The purpose of the Big-O notation is to find what is the dominant factor in the asymptotic behavior of a function as the value tends towards the infinity.
As we walk through the function domain, some factors become more important than others.
Imagine f(n) = n^3+n^2. As n goes to infinity, n^2 becomes less and less relevant when compared with n^3.
But that's just the intuition behind the definition. In practice we ignore some portions of the function because of the formal definition:
f(x) = O(g(x)) as x->infinity
if and only if there is a positive real M and a real x_0 such as
|f(x)| <= M|g(x)| for all x > x_0.
That's in wikipedia. What that actually means is that there is a point (after x_0) after which some multiple of g(x) dominates f(x). That definition acts like a loose upper bound on the value of f(x).
From that we can derive many other properties, like f(x)+K = O(f(x)), f(x^n+x^n-1)=O(x^n), etc.
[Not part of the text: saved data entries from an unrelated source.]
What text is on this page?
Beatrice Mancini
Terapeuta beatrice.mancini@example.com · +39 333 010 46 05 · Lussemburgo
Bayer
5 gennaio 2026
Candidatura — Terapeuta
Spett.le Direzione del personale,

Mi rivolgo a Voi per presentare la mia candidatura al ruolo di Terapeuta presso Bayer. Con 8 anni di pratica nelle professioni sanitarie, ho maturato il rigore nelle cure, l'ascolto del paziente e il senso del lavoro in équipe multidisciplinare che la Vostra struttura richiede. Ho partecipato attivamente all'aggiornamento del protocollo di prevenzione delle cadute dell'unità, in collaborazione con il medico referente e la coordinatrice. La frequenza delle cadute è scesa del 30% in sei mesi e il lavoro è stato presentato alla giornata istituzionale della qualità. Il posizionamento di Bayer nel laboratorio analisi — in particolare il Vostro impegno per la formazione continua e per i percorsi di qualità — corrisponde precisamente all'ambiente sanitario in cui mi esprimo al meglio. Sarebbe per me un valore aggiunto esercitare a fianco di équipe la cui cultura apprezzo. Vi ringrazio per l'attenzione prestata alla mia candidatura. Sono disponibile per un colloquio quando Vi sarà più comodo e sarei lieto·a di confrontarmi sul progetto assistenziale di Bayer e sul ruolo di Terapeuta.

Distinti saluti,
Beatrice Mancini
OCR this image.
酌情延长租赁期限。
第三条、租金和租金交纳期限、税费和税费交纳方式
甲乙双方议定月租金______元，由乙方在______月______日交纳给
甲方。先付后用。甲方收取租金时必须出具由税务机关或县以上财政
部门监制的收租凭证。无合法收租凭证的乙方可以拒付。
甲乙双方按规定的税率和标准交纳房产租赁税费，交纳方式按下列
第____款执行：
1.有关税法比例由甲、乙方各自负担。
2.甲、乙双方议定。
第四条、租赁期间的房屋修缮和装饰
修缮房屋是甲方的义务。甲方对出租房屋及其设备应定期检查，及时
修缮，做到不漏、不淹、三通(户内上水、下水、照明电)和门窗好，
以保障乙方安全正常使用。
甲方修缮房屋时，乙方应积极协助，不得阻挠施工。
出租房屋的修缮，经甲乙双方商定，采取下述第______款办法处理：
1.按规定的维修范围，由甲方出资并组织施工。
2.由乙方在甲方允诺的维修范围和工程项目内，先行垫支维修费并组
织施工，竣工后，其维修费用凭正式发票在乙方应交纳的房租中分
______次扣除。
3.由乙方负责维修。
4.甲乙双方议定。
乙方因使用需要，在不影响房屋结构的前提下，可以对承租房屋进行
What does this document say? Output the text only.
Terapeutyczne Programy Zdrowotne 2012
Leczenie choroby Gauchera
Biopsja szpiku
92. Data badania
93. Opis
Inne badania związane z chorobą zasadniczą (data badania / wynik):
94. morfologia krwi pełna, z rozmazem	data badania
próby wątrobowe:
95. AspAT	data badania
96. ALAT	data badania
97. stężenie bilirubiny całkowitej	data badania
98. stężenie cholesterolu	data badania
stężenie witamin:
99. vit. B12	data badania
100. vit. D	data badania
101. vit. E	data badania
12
It's just a matter of using the definition to prove those.
In special, the intuition behind removing the coefficient (K*f(x) = O(f(x))) lies in what we try to measure with computational complexity. Ultimately it's all about time (or any resource, actually). But it's hard to know how much time each operation take. One algorithm may perform 2n operations and the other n, but the latter may have a large constant time associated with it. So, for this purpose, isn't easy to reason about the difference between n and 2n.

From a (complexity) theory point of view, the coefficients represent hardware details that we can ignore. Specifically, the Linear Speedup Theorem dictates that for any problem we can always throw an exponentially increasing amount of hardware (money) at a computer to get a linear boost in speed.
Therefore, modulo expensive hardware purchases two algorithms that solve the same problem, one at twice the speed of the other for all input sizes, are considered essentially the same.
Big-O (Landau) notation has its origins independently in number theory, where one of its uses is to create a kind of equivalence between functions: if a given function is bounded above by another and simultaneously is bounded below by a scaled version of that same other function, then the two functions are essentially the same from an asymptotic point of view. The definition of Big-O (actually, "Big-Theta") captures this situation: the "Big-O" (Theta) of the two functions are exactly equal.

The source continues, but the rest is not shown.